ZeroUno: Cambia la produzione, cambia il lavoro. Quali sono le nuove necessità in termini di competenze?

Iacovone: A questo punto della trasformazione digitale le competenze sono l’elemento più critico su cui tutti si stanno focalizzando. Si tratta di conciliare due esigenze: riqualificare le persone, incrementare l’occupazione giovanile (ancora troppo bassa nonostante i dati economici positivi) e rispondere, al tempo stesso, alla carenza di competenze.

Parlando con qualunque amministratore delegato emerge che il 30% delle persone va riqualificato e che manca almeno il 10% di persone, con competenze digitali e tecnologiche, che non si riescono a trovare sul mercato.

Questo significa che risultano inadeguati ai bisogni sia il sistema educativo italiano sia i modelli di formazione delle imprese, da aggiornare rapidamente. Altrimenti continueremo a contenderci le poche risorse competenti sul mercato con costi altissimi e senza soddisfare la domanda.

ZeroUno: Se la mancanza di competenze digitali sta diventando una criticità per la crescita delle imprese e per lo sviluppo del Paese, ci sono possibili risposte efficaci in tempi brevi?

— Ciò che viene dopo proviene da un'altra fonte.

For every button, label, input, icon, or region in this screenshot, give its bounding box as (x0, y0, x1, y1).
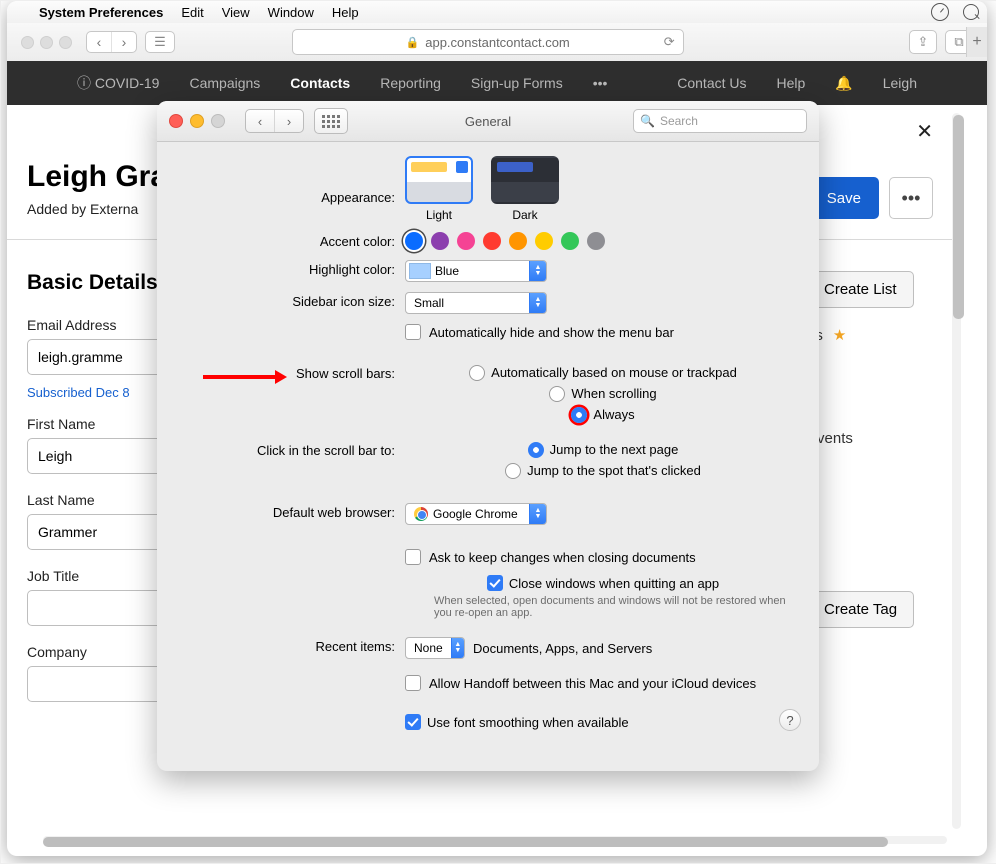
list-item-s[interactable]: s (807, 528, 937, 561)
recent-items-select[interactable]: None▲▼ (405, 637, 465, 659)
prefs-back-forward[interactable]: ‹› (245, 109, 304, 133)
nav-covid[interactable]: ⓘ COVID-19 (77, 73, 159, 93)
site-primary-nav: ⓘ COVID-19 Campaigns Contacts Reporting … (7, 61, 987, 105)
highlight-label: Highlight color: (175, 260, 405, 277)
appearance-label: Appearance: (175, 156, 405, 205)
list-item-ns[interactable]: ns★ (807, 318, 937, 352)
default-browser-label: Default web browser: (175, 503, 405, 520)
lock-icon: 🔒 (406, 36, 420, 49)
recent-items-label: Recent items: (175, 637, 405, 654)
font-smoothing-checkbox[interactable]: Use font smoothing when available (405, 714, 629, 730)
prefs-title: General (465, 114, 511, 129)
nav-contacts[interactable]: Contacts (290, 75, 350, 91)
sidebar-size-select[interactable]: Small▲▼ (405, 292, 547, 314)
nav-help[interactable]: Help (777, 75, 806, 91)
prefs-search-field[interactable]: 🔍 Search (633, 109, 807, 133)
system-preferences-window: ‹› General 🔍 Search Appearance: Light Da… (157, 101, 819, 771)
browser-toolbar: ‹› ☰ 🔒 app.constantcontact.com ⟳ ⇪ ⧉ + (7, 23, 987, 62)
highlight-select[interactable]: Blue ▲▼ (405, 260, 547, 282)
accent-color-5[interactable] (535, 232, 553, 250)
accent-color-row (405, 232, 801, 250)
sidebar-size-label: Sidebar icon size: (175, 292, 405, 309)
address-host: app.constantcontact.com (425, 35, 570, 50)
app-menu[interactable]: System Preferences (39, 5, 163, 20)
nav-reporting[interactable]: Reporting (380, 75, 441, 91)
prefs-grid-icon[interactable] (314, 108, 348, 134)
accent-color-7[interactable] (587, 232, 605, 250)
scrollbars-auto-radio[interactable]: Automatically based on mouse or trackpad (469, 364, 737, 381)
page-horizontal-scrollbar[interactable] (43, 836, 947, 844)
menu-edit[interactable]: Edit (181, 5, 203, 20)
annotation-arrow (203, 375, 277, 379)
close-windows-checkbox[interactable]: Close windows when quitting an app (487, 575, 719, 591)
menu-view[interactable]: View (222, 5, 250, 20)
close-windows-help: When selected, open documents and window… (412, 595, 794, 619)
browser-sidebar-icon[interactable]: ☰ (145, 31, 175, 53)
page-subtitle: Added by Externa (27, 201, 138, 217)
prefs-toolbar: ‹› General 🔍 Search (157, 101, 819, 142)
scrollbars-scrolling-radio[interactable]: When scrolling (549, 385, 656, 402)
accent-label: Accent color: (175, 232, 405, 249)
click-scrollbar-label: Click in the scroll bar to: (175, 441, 405, 458)
handoff-checkbox[interactable]: Allow Handoff between this Mac and your … (405, 675, 801, 691)
scrollbars-always-radio[interactable]: Always (571, 406, 634, 423)
accent-color-4[interactable] (509, 232, 527, 250)
reload-icon[interactable]: ⟳ (664, 34, 675, 50)
appearance-dark[interactable]: Dark (491, 156, 559, 222)
appearance-light[interactable]: Light (405, 156, 473, 222)
spotlight-icon[interactable] (963, 4, 979, 20)
accent-color-3[interactable] (483, 232, 501, 250)
nav-user[interactable]: Leigh (883, 75, 917, 91)
accent-color-0[interactable] (405, 232, 423, 250)
click-spot-radio[interactable]: Jump to the spot that's clicked (505, 462, 701, 479)
nav-signup[interactable]: Sign-up Forms (471, 75, 563, 91)
create-list-button[interactable]: Create List (807, 271, 914, 308)
menu-window[interactable]: Window (268, 5, 314, 20)
share-icon[interactable]: ⇪ (909, 30, 937, 54)
click-next-page-radio[interactable]: Jump to the next page (528, 441, 679, 458)
prefs-search-placeholder: Search (660, 114, 698, 128)
browser-address-bar[interactable]: 🔒 app.constantcontact.com ⟳ (292, 29, 684, 55)
nav-bell-icon[interactable]: 🔔 (835, 75, 852, 92)
autohide-menubar-checkbox[interactable]: Automatically hide and show the menu bar (405, 324, 801, 340)
search-icon: 🔍 (640, 114, 655, 128)
accent-color-1[interactable] (431, 232, 449, 250)
more-actions-button[interactable]: ••• (889, 177, 933, 219)
help-button[interactable]: ? (779, 709, 801, 731)
window-traffic-lights[interactable] (21, 36, 72, 49)
create-tag-button[interactable]: Create Tag (807, 591, 914, 628)
time-machine-icon[interactable] (931, 3, 949, 21)
browser-back-forward[interactable]: ‹› (86, 31, 137, 53)
accent-color-6[interactable] (561, 232, 579, 250)
new-tab-button[interactable]: + (966, 27, 987, 57)
default-browser-select[interactable]: Google Chrome ▲▼ (405, 503, 547, 525)
nav-more[interactable]: ••• (593, 75, 608, 91)
macos-menubar: System Preferences Edit View Window Help (7, 1, 987, 24)
menu-help[interactable]: Help (332, 5, 359, 20)
accent-color-2[interactable] (457, 232, 475, 250)
save-button[interactable]: Save (809, 177, 879, 219)
nav-contactus[interactable]: Contact Us (677, 75, 746, 91)
star-icon: ★ (833, 326, 846, 344)
page-scrollbar[interactable] (952, 113, 961, 829)
prefs-traffic-lights[interactable] (169, 114, 225, 128)
list-item-iz[interactable]: iz (807, 455, 937, 488)
nav-campaigns[interactable]: Campaigns (189, 75, 260, 91)
close-panel-button[interactable]: ✕ (916, 119, 933, 144)
recent-items-suffix: Documents, Apps, and Servers (473, 641, 652, 656)
ask-keep-changes-checkbox[interactable]: Ask to keep changes when closing documen… (405, 549, 801, 565)
list-item-events[interactable]: Events (807, 422, 937, 455)
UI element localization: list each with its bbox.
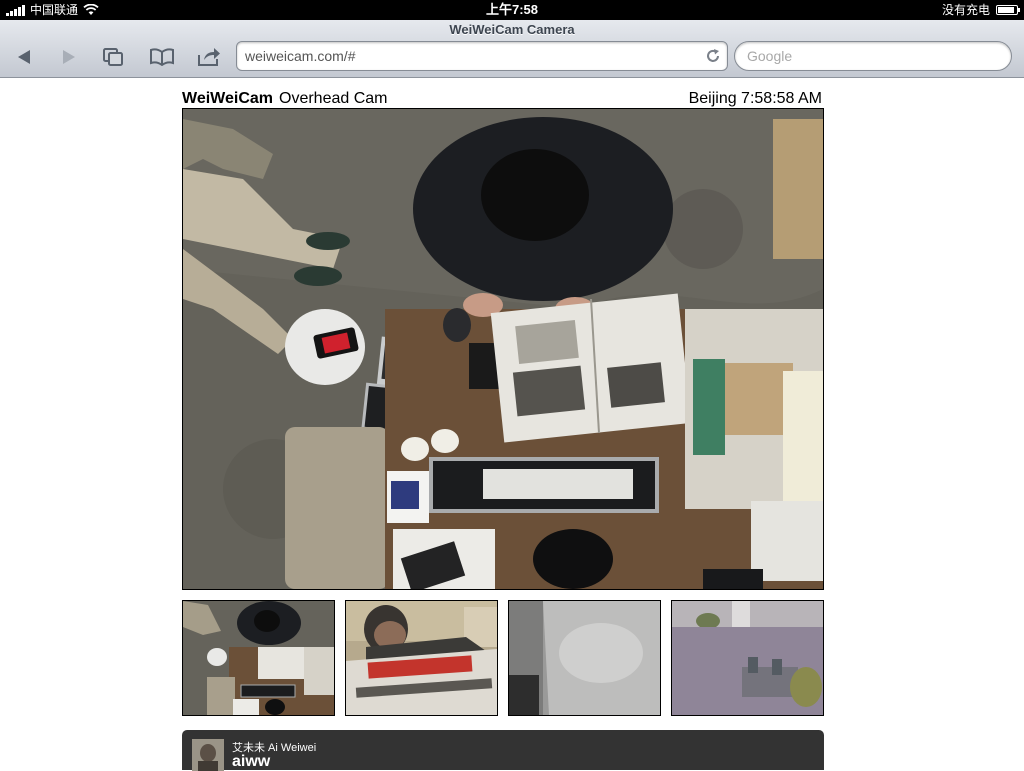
profile-bar: 艾未未 Ai Weiwei aiww bbox=[182, 730, 824, 771]
back-button[interactable] bbox=[8, 42, 40, 72]
site-brand: WeiWeiCam bbox=[182, 90, 273, 107]
avatar-image bbox=[192, 739, 224, 771]
thumbnail-courtyard-cam[interactable] bbox=[671, 600, 824, 716]
forward-icon bbox=[63, 50, 75, 64]
pages-icon bbox=[103, 48, 123, 66]
back-icon bbox=[18, 50, 30, 64]
thumbnail-image bbox=[183, 601, 334, 715]
thumbnail-portrait-cam[interactable] bbox=[345, 600, 498, 716]
search-placeholder: Google bbox=[747, 48, 793, 64]
status-bar: 中国联通 上午7:58 没有充电 bbox=[0, 0, 1024, 20]
profile-handle[interactable]: aiww bbox=[232, 753, 270, 771]
signal-strength-icon bbox=[6, 4, 25, 16]
charging-status: 没有充电 bbox=[941, 3, 990, 17]
thumbnail-image bbox=[346, 601, 497, 715]
reload-icon[interactable] bbox=[705, 48, 721, 64]
thumbnail-image bbox=[509, 601, 660, 715]
browser-toolbar: WeiWeiCam Camera weiweicam.com/# Google bbox=[0, 20, 1024, 78]
carrier-label: 中国联通 bbox=[30, 3, 79, 17]
main-camera-feed[interactable] bbox=[182, 108, 824, 590]
avatar[interactable] bbox=[192, 739, 224, 771]
forward-button[interactable] bbox=[53, 42, 85, 72]
url-text: weiweicam.com/# bbox=[245, 48, 356, 64]
battery-icon bbox=[996, 5, 1020, 15]
thumbnail-bed-cam[interactable] bbox=[508, 600, 661, 716]
search-field[interactable]: Google bbox=[734, 41, 1012, 71]
camera-name: Overhead Cam bbox=[279, 90, 388, 107]
status-time: 上午7:58 bbox=[485, 2, 539, 17]
camera-header: WeiWeiCam Overhead Cam Beijing 7:58:58 AM bbox=[182, 90, 824, 108]
share-button[interactable] bbox=[193, 42, 225, 72]
overhead-cam-image bbox=[183, 109, 823, 589]
page-title: WeiWeiCam Camera bbox=[449, 22, 575, 37]
bookmarks-icon bbox=[150, 48, 174, 66]
thumbnail-image bbox=[672, 601, 823, 715]
pages-button[interactable] bbox=[97, 42, 129, 72]
address-bar[interactable]: weiweicam.com/# bbox=[236, 41, 728, 71]
camera-clock: Beijing 7:58:58 AM bbox=[688, 90, 822, 107]
share-icon bbox=[198, 48, 220, 66]
bookmarks-button[interactable] bbox=[146, 42, 178, 72]
thumbnail-overhead-cam[interactable] bbox=[182, 600, 335, 716]
wifi-icon bbox=[83, 4, 99, 15]
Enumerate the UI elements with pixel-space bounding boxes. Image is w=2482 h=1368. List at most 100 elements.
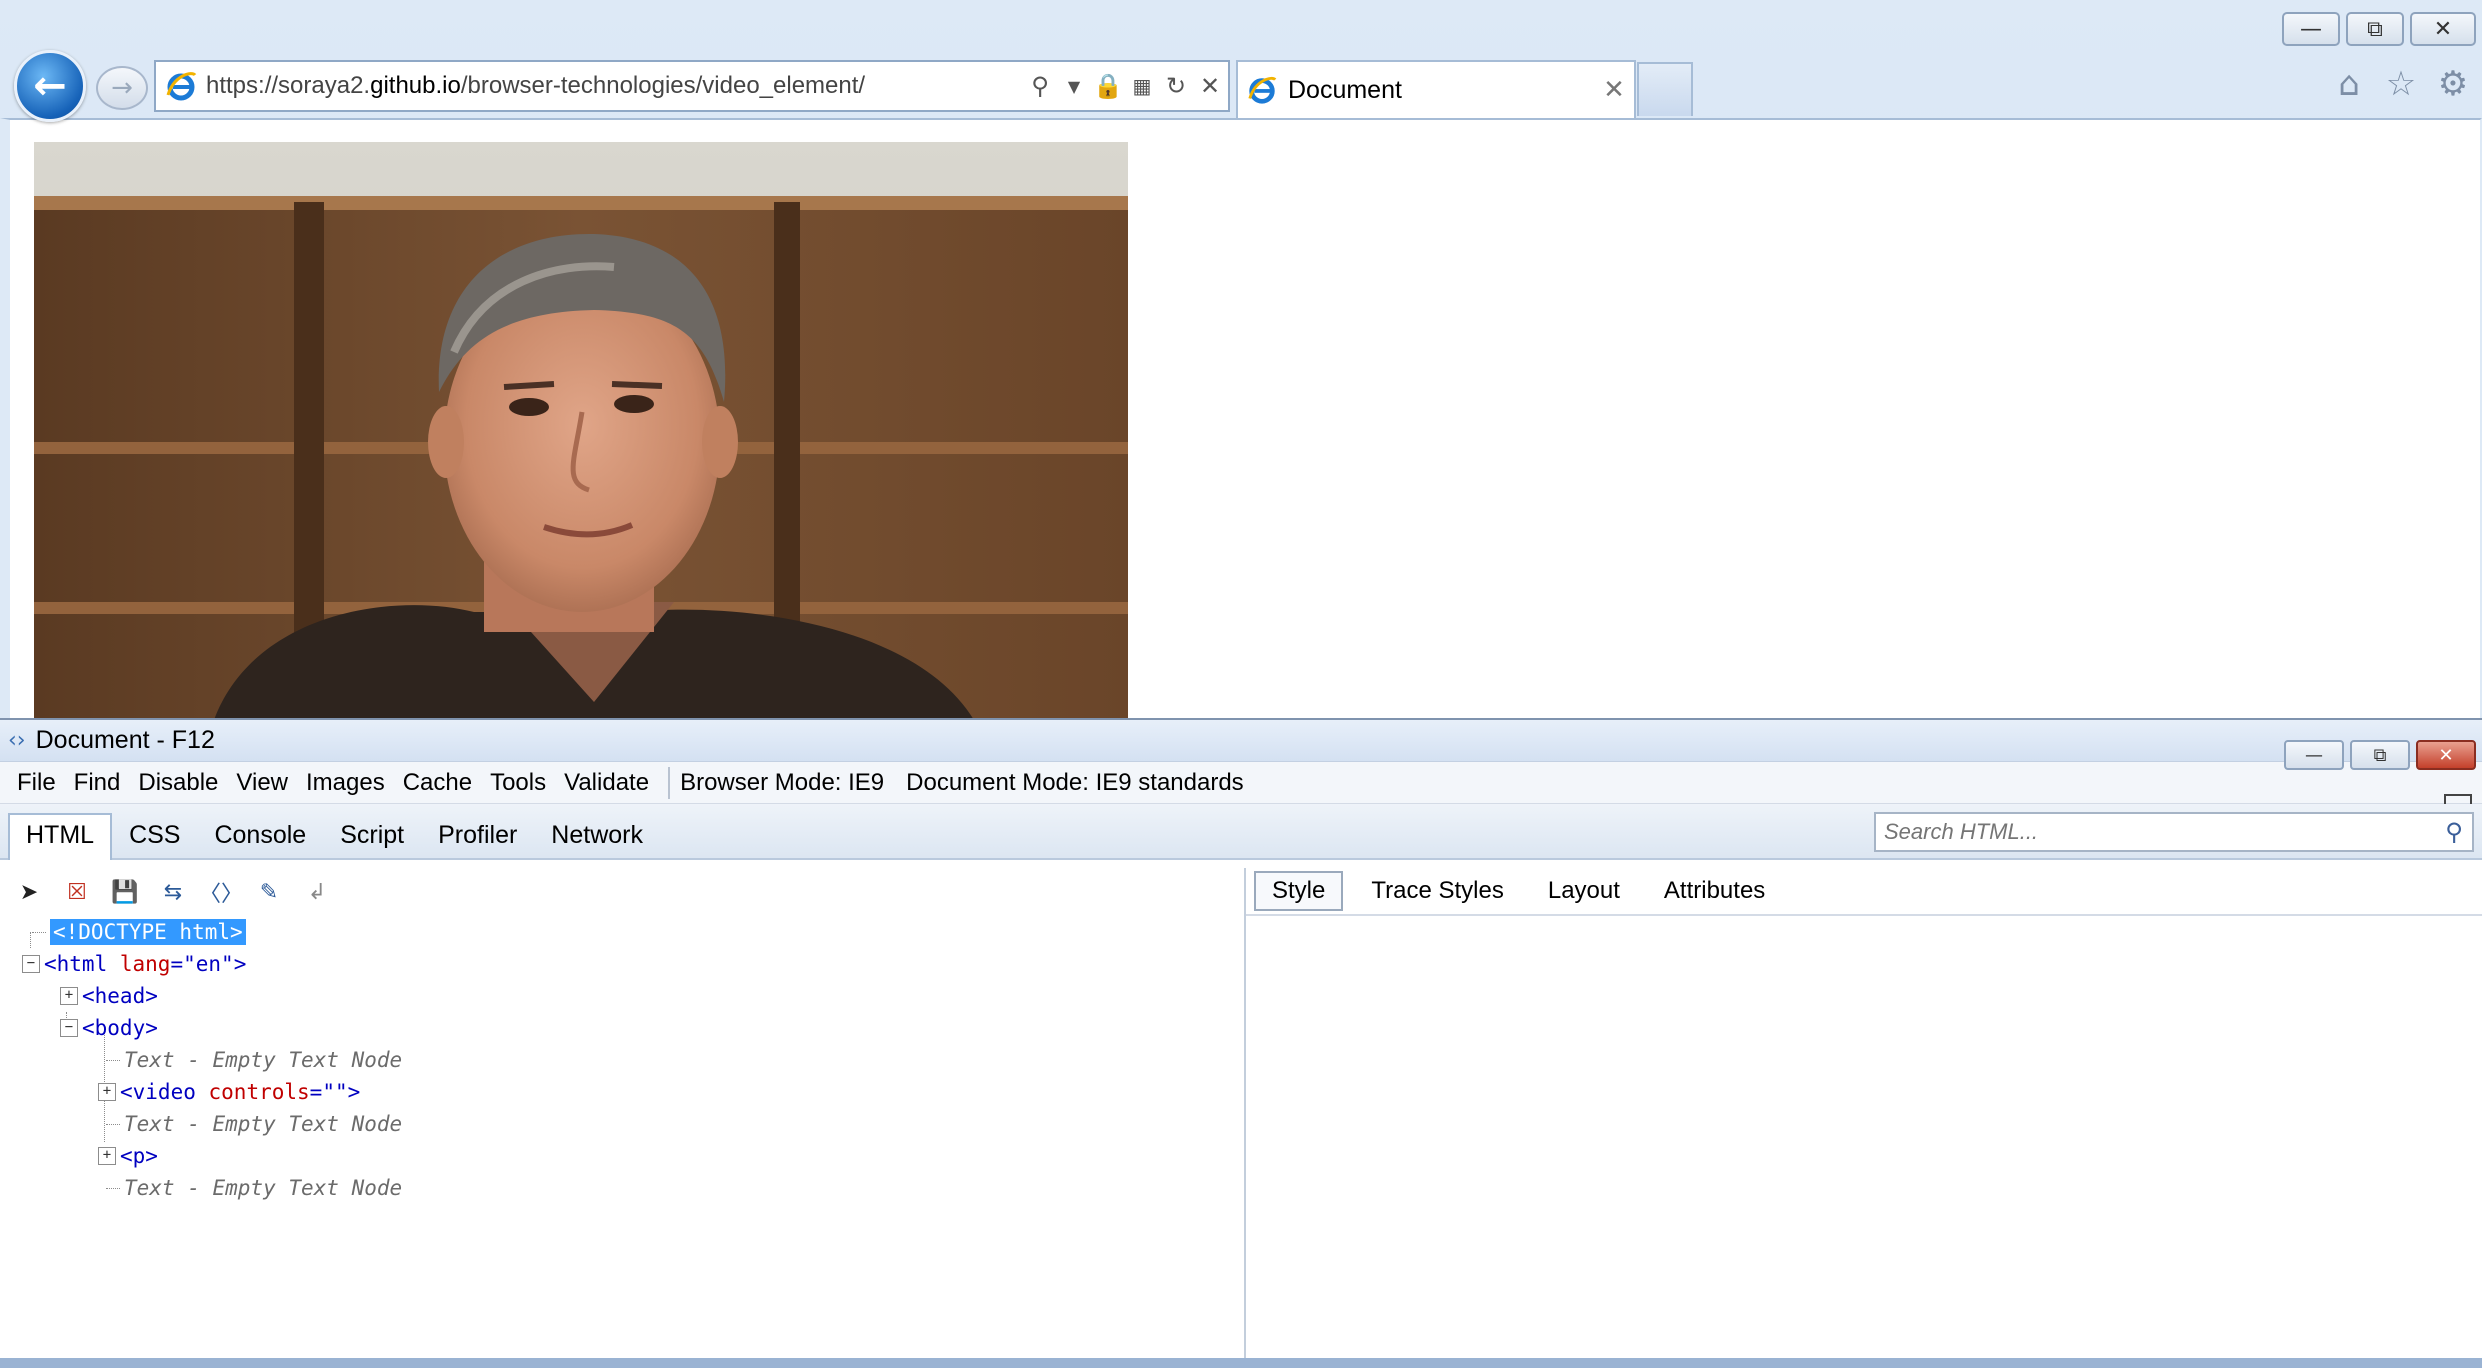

Iacovone: Porto ad esempio quanto stiamo facendo come EY. Abbiamo rivisto tutti i nostri modelli di formazione e abbiamo sostituito i corsi che non generano più valore per le persone con modelli più sofisticati. Il nostro Master digital di 3 anni, per esempio, è quasi completamente basato sull’esperienza, grazie a sistemi aperti che coinvolgono l’Università e le aziende: la formazione non avviene più nel chiuso dell’aula ma si sviluppa con gruppi di persone che lavorano insieme e provengono dalle aziende e dall’università, ricercatori, sviluppatori ecc.

I costi sono elevati, ma i risultati sono enormi: si abbandona il modello tradizionale a favore di modelli di cooperazione che forniscono risultati significativi non solo in termini di apprendimento ma che propongono anche un modo diverso di reinventarsi e innovare.

C’è però un problema: delle 1500 persone assunte lo scorso anno, il 20% sono Stem [persone laureate in materie scientifiche, ndr], ma in queste discipline la richiesta supera spesso la disponibilità e le ragazze sono ancora una minoranza, così che risulta anche difficile rispettare il nostro commitment sulla parità di genere.

Come EY ci siamo impegnati in un progetto pilota scuola-lavoro rivolto alle scuole superiori per far toccare con mano l’innovazione, far capire che si possono svolgere attività interessanti e divertenti legate al digitale, che ci sono opportunità lavoro e compensi adeguati. L’obiettivo, a livello italiano, dovrebbe essere generare conoscenza sulle competenze di cui il Paese ha bisogno e condividerla con i ragazzi di tutte le età.